Avec le recul, on constate combien, dans Chocolat, Claire Denis jetait déjà les bases de son cinéma. Il faut dire que depuis sa formation à l’Institut des hautes études cinématographiques (IDHEC), elle avait été l’assistante non seulement des susmentionnés Wim Wenders et Jim Jarmusch, mais également de Costa-Gavras et de Jacques Rivette.

D’où l’assurance et la maîtrise que dégage ce premier long métrage. Un aspect devenu par la suite caractéristique, qui frappe d’emblée, est la manière qu’a la cinéaste de filmer les corps.

« Si l’on devait s’attacher à ce qui distingue les films de Claire Denis des autres, il faudrait surtout évoquer leur “corporalité”, la manière pénétrante qu’ils ont de faire agir la présence physique », écrit Fabian Maray dans Visages du cinéma européen.

Dans un essai publié par Criterion, le critique Girish Shambu va plus loin :

« Le pouvoir du cinéma de Denis découle du fait qu’il sollicite complètement l’esprit et le corps tout à la fois : le spectateur tout entier. »

Cette conscience aiguë des corps peut certes se traduire par une dimension charnelle qui exacerbera une tension érotique, comme dans le récent Stars at Noon (Des étoiles à midi), mais ce peut aussi être simplement, comme dans Chocolat, une manière de jouer sur le contraste physique entre la petite France (Cécile Ducasse) et le grand Protée (Isaac de Bankolé), complices mais séparés par une frontière intangible (voir la très belle mais très triste scène où le père évoque la ligne d’horizon en guise de métaphore).

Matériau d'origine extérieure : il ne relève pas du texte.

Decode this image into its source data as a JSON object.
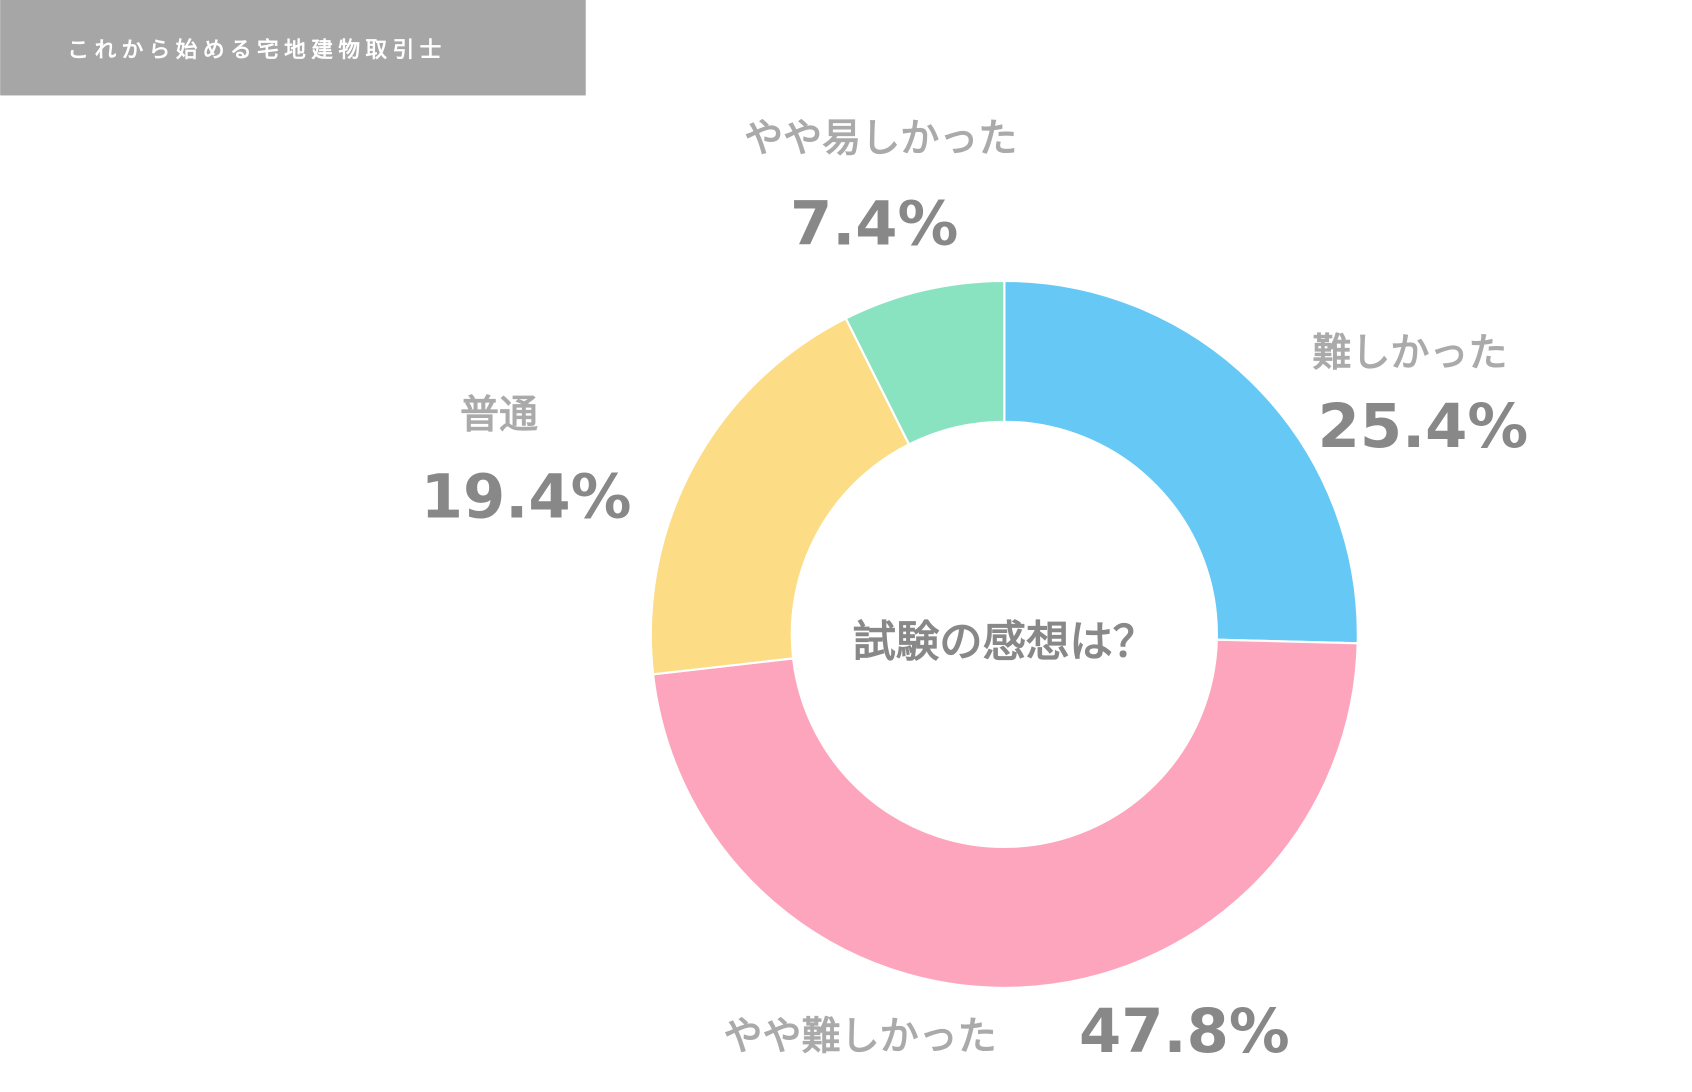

« Aux côtés de l’enfant lilliputienne, le géant Protée… Un duo physique et quasi muet… » écrit Gérard Lefort dans Libération pour les dix ans du film.

Une anticonformiste

 

Ici, Lefort relève une autre spécificité du cinéma de Claire Denis, soit son utilisation parcimonieuse du dialogue. Chez elle, c’est l’image — et les corps au sein de l’image — qui parle.

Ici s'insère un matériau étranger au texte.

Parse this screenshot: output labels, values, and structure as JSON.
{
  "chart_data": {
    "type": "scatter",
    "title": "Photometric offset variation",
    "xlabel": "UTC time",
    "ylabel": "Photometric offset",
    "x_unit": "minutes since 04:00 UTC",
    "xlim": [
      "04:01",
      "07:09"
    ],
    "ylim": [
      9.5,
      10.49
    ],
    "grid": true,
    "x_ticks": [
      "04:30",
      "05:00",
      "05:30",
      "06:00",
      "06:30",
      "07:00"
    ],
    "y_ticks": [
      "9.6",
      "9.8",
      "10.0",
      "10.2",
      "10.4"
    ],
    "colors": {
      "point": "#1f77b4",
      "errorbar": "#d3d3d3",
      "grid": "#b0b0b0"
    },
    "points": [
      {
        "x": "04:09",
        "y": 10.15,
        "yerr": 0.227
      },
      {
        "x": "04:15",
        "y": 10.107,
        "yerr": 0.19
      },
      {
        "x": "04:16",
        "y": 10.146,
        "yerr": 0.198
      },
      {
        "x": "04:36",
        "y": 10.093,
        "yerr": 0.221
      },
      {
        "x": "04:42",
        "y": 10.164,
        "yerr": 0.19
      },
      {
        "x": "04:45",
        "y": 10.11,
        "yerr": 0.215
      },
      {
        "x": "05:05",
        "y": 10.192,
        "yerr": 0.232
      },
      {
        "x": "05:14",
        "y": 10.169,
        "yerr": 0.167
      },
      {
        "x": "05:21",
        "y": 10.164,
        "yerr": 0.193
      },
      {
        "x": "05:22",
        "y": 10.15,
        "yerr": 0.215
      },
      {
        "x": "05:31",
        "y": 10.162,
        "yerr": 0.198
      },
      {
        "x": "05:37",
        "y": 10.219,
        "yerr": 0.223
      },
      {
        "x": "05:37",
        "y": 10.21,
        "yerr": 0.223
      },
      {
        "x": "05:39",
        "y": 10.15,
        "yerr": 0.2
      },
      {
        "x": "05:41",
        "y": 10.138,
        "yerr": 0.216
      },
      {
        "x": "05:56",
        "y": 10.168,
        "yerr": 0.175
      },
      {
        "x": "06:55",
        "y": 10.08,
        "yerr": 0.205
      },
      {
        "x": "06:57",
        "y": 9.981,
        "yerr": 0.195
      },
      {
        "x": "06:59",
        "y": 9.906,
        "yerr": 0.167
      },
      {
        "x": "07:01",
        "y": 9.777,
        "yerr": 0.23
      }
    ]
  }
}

« Ce qui me fait peur dans les dialogues, c’est qu’on a parfois l’impression qu’ils ne sont là que pour expliquer ce qu’on pourrait ne pas comprendre dans le film », confie en 2018 au Devoir celle qui, avec Chantal Akerman pour Jeanne Dielman, 23, quai du Commerce, 1080 Bruxelles, était en 2012 la seule réalisatrice, elle pour Beau travail, à apparaître au palmarès des 100 meilleurs films du classement décennal du British Film Institute.

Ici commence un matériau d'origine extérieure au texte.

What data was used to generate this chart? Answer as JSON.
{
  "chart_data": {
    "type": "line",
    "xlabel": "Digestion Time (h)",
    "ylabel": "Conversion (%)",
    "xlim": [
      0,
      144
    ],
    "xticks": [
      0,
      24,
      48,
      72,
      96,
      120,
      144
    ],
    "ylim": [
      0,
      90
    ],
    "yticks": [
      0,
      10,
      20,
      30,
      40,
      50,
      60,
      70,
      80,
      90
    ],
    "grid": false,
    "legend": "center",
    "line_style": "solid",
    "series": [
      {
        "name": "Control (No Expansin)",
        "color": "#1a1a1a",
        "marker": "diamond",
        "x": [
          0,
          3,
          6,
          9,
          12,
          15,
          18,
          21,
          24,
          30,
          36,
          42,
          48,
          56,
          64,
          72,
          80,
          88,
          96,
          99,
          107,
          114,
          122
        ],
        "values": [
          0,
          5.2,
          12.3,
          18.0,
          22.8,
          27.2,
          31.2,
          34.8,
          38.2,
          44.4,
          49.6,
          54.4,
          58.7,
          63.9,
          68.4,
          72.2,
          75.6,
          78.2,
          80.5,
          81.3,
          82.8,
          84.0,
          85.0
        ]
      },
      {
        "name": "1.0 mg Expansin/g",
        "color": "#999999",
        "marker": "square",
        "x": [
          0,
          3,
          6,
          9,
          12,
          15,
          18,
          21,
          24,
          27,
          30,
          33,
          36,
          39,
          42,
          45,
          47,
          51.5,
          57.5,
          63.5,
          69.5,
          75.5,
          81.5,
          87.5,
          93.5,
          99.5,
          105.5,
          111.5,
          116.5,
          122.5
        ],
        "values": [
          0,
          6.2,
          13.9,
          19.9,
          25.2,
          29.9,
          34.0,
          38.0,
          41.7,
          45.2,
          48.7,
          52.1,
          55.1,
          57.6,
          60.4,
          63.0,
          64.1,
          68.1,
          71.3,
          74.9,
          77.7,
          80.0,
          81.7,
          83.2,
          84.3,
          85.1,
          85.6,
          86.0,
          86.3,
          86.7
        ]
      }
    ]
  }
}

D’autres réalisatrices les y rejoignirent en 2022, et Beau travail (qui revisite également le colonialisme français en Afrique) passa de la 76e à la 7e place. Affirmer qu’elle est l’une des plus grandes cinéastes qui soient ne tient pas de l’hyperbole.

Originale et rigoureuse, Claire Denis a, depuis 35 ans, touché à tous les genres sans jamais se plier à leurs conventions, du « film de banlieue » (Nénette et Boni, 35 rhums) à la science-fiction (High Life), en passant par le thriller politique (Stars at Noon), l’horreur (Trouble Every Day), le film de tueur en série (J’ai pas sommeil) ou le drame sentimental (Vendredi soir, Un beau soleil intérieur). Cela, tout en maintenant une constance admirable dans cette approche formelle qui est la sienne.

« À 76 ans, ni le conformisme ni les paillettes des grandes cérémonies ne la contraignent à regarder le monde comme il faudrait. Elle taille la route avec ses personnages, fidèle à leurs erreurs, chroniqueuse de leurs bifurcations. Des errances désirantes », résume-t-on dans Mouvements.

Et c’est avec Chocolat et les réminiscences de cette enfant devenue femme que se seront amorcées ces « errances désirantes ». De conclure Gérard Lefort :

« C’est tellement bon ce morceau de Chocolat qu’on dirait une des Mille et une nuits : elle en Aladine rêveuse et lui en bon génie qui surgit sous la caresse. On ne saura jamais combien ils s’aimaient. »

Peut-être, après tout, y a-t-il une forme d’histoire d’amour dans ce premier film.